The VOID pop-up uses a screen—a background of dots so fine they appear as an even gray or pastel shade. From a normal viewing distance, the only distinguishing feature of a screen is how dark a gray it is (assuming black dots on a white background; the same argument applies for other ink colors). In turn, the shade of gray depends only on the percentage of the total area that is covered by the dots.
Two different screens can look the same. One screen might have larger dots, a different arrangement of dots, or a different shape from another. But as long as the percentage of black area to white area is the same, and as long as the individual dots are too small to be seen individually, both screens look the same shade of gray.
Two such different but seemingly identical screens can make a VOID pop up. One screen is used to print the letters VOID across the document. The other screen forms a background to the letters. Both screens have exactly the same density, so the original document seems to have an even gray or pastel background.

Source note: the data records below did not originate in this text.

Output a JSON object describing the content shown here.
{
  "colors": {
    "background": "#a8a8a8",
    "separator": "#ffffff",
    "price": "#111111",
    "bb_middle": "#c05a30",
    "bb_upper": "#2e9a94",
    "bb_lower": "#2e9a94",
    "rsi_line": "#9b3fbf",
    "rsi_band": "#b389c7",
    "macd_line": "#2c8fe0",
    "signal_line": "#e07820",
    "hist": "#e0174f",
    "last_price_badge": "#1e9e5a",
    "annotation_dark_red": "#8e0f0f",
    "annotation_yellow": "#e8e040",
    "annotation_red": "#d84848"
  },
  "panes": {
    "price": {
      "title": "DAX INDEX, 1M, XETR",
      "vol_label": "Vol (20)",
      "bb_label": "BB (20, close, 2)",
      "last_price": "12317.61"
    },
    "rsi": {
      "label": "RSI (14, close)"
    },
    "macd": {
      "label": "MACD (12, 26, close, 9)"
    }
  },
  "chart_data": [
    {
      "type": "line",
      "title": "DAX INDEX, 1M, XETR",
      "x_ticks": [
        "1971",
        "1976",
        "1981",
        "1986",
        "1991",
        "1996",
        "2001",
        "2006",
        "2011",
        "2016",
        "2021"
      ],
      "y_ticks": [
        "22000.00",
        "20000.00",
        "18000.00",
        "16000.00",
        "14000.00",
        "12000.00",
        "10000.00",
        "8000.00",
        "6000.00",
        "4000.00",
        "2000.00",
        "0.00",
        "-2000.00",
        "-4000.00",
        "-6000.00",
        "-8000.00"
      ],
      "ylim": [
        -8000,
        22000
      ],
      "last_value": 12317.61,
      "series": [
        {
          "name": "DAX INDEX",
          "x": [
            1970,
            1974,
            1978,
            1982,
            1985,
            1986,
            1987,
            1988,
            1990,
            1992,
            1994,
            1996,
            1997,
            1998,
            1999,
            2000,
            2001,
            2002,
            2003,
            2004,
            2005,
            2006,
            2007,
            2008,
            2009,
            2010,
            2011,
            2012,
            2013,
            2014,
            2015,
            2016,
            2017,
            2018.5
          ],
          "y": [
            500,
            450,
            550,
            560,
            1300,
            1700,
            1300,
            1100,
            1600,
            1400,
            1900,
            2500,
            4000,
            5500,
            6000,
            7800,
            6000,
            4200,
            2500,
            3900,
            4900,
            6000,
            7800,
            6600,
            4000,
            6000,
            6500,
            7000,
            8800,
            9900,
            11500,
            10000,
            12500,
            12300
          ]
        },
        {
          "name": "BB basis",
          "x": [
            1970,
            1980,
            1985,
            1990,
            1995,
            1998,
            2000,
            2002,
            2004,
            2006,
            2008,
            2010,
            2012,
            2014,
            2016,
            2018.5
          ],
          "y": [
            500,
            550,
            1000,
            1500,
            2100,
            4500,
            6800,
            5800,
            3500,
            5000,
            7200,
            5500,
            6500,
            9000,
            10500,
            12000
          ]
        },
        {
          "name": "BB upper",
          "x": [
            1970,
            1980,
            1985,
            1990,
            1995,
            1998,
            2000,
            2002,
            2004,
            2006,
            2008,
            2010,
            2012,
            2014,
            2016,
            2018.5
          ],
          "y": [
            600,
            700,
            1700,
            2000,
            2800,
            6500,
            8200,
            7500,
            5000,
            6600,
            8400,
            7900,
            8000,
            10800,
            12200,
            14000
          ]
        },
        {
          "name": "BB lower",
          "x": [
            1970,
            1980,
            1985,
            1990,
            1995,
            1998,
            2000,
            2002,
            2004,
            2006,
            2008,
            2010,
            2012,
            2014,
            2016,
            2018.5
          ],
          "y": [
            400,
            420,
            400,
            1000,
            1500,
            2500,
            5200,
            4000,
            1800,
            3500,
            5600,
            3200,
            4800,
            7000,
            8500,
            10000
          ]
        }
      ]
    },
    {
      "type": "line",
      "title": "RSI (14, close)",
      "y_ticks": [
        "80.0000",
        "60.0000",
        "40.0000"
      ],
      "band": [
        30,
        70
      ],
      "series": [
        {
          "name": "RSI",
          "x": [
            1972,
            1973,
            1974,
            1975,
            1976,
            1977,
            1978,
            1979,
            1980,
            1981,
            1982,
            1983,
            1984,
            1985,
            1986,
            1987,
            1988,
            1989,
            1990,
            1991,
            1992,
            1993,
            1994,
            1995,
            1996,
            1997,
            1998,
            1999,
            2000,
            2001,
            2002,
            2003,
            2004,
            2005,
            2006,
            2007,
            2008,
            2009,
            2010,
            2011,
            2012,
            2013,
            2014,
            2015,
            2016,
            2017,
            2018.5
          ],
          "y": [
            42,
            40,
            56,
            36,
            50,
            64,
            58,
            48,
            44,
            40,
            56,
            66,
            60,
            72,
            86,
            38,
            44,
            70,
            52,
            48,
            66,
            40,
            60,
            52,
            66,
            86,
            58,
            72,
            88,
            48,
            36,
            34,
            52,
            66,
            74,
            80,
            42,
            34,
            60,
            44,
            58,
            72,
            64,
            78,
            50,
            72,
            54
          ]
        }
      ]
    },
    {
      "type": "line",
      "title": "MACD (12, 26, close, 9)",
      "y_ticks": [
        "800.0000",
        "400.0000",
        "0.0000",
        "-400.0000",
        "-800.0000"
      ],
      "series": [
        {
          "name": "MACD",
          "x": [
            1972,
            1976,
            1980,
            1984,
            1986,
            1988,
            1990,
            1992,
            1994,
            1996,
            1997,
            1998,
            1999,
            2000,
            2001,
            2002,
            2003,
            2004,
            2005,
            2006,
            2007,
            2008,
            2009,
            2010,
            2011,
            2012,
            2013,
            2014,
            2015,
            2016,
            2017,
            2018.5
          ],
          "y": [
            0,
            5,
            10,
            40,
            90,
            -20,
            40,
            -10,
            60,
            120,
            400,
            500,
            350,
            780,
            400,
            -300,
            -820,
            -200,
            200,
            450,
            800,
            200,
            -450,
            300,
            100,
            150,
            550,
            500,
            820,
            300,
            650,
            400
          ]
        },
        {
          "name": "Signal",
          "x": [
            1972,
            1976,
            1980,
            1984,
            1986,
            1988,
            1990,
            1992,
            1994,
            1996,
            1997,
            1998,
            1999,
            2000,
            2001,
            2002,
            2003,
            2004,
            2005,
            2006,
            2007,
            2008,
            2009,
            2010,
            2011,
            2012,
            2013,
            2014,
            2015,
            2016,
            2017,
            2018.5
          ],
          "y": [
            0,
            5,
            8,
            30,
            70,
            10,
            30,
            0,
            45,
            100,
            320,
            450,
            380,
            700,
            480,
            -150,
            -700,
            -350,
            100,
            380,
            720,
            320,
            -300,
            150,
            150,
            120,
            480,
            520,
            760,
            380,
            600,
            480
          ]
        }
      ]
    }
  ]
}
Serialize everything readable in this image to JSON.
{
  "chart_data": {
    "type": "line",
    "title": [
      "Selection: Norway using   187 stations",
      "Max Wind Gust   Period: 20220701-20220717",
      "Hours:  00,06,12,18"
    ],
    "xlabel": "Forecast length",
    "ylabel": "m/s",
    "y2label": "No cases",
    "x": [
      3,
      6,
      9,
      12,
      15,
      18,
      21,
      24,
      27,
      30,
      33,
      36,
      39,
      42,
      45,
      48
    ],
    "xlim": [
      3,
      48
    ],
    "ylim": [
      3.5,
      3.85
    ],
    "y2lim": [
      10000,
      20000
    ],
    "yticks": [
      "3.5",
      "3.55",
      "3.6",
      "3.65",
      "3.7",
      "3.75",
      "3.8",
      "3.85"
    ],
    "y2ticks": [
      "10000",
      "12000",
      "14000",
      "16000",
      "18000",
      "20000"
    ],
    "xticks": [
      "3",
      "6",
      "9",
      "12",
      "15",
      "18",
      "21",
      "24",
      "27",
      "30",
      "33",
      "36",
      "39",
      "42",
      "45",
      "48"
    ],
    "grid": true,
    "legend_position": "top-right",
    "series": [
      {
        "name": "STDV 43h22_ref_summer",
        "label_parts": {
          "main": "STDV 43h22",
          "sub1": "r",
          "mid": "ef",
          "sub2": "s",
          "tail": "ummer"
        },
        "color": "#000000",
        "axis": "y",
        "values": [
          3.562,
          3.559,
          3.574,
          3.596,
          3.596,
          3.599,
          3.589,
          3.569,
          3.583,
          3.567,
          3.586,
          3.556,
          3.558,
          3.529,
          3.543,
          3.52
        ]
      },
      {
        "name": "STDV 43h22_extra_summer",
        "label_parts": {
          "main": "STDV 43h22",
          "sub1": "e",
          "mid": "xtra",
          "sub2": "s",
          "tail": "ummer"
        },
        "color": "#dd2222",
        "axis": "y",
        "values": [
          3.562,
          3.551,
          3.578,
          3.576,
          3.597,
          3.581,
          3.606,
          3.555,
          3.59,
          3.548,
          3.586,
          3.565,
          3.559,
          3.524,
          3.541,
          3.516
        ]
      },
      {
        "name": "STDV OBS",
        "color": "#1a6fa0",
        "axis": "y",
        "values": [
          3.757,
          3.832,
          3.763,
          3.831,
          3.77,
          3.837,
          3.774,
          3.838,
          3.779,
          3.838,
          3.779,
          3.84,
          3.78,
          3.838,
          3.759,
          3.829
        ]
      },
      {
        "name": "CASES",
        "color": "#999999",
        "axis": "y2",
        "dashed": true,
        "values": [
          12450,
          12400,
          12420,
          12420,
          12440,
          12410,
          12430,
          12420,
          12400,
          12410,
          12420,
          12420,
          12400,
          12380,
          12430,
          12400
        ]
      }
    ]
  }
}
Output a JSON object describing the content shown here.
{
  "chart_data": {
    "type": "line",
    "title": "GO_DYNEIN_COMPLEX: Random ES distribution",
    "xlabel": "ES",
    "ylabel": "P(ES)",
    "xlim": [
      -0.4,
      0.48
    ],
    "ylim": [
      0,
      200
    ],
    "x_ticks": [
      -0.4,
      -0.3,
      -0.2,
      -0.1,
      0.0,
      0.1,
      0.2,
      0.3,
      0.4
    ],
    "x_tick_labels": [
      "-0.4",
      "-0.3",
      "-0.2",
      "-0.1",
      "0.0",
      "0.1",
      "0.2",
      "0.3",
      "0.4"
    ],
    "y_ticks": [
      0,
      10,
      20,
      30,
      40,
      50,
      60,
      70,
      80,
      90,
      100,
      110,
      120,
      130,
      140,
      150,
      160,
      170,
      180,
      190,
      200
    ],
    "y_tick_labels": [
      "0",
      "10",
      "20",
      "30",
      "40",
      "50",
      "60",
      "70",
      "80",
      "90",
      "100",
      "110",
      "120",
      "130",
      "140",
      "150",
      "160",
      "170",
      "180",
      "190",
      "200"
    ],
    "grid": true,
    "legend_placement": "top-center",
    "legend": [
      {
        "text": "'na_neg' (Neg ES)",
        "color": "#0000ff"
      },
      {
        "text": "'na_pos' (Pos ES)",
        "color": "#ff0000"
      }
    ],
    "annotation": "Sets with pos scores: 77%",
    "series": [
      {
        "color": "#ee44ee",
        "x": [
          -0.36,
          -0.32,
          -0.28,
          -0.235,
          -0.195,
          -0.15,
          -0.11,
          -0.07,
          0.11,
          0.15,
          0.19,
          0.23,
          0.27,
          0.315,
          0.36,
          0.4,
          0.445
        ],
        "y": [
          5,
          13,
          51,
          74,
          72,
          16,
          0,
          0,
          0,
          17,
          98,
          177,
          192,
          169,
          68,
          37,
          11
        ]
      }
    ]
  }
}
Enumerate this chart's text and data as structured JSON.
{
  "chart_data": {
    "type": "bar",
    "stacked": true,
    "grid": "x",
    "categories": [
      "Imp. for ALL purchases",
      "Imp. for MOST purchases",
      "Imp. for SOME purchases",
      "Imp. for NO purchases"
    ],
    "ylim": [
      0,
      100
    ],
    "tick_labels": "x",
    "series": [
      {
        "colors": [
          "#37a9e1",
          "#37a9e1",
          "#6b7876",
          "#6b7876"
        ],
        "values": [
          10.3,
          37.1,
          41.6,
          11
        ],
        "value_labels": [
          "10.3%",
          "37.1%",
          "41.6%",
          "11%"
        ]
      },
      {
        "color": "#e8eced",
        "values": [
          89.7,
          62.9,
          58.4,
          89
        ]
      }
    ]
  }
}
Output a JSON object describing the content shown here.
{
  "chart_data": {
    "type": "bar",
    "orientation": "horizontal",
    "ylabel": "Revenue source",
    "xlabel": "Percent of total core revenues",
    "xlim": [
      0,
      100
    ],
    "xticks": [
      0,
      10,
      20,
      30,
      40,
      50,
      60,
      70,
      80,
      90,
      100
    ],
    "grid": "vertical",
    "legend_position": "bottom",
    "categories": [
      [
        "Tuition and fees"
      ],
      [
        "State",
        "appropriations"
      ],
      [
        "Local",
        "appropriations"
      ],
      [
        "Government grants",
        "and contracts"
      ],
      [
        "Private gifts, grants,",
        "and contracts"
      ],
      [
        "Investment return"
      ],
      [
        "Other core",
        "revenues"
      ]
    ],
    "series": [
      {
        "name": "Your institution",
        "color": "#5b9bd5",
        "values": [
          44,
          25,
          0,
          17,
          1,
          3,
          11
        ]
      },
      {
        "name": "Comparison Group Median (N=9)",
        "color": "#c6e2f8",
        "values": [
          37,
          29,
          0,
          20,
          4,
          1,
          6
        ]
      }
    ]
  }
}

A Xerox machine sees things differently from the eye. One of the screens is chosen so that the configuration of its dots will bleed together on the copy. This screen comes out darker or of a different quality than the other, and the VOID is visible.
The system isn’t foolproof. Copiers vary, so the VOID is conspicuous with some machines, scarcely noticeable with others. Occasionally a ghostly VOID is visible on the original, to the consternation of innocent consumers who aren’t intended to know about the pop-up at all. There is a screen attachment for some makes of copiers that defeats the pop-up and allows clean copies.
There are still other ways to prevent illicit photocopying. Prospects/New Book News, a New York-based weekly newsletter that summarizes the plots of upcoming novels for motion-picture producers, is printed on red paper. Red shows up nearly black on most black-and-white copiers. (As subscriptions are five hundred dollars a year, producers are sorely tempted to make Xerox copies for associates.) Of course, Prospects can be copied on a color copier, and on those black-and-white machines that have red filters.
At the other end of the spectrum, a light, swimming-pool-bottom blue does not reproduce on most copiers. Turquoise felt-tip pens are used to make marginal notes on magazine boards. The notes are invisible in the photographically printed magazines. In 1971 Computerworld, a trade publication, postulated the following use of light-blue print:
The Diners Club, whose accounting system has been attacked by people trying to keep their accounts straight, has apparently found one way of keeping the complaint level down—particularly those types of complaints that are copied to various federal and state authorities, Better Business Bureaus, Ralph Nader, etc. It won’t, of course stop the complaints altogether, but it will certainly reduce their effectiveness in many cases.
What Diners Club did was redesign the forms, printing much of the vital data in non-reproducing blue. As a result, after it has been put into the copying machine, the output simply is almost incomprehensible, and certainly much less persuasive to other people who may want to read it.
According to Diners Club, the color choice was a coincidence—the Diners Club logo is blue.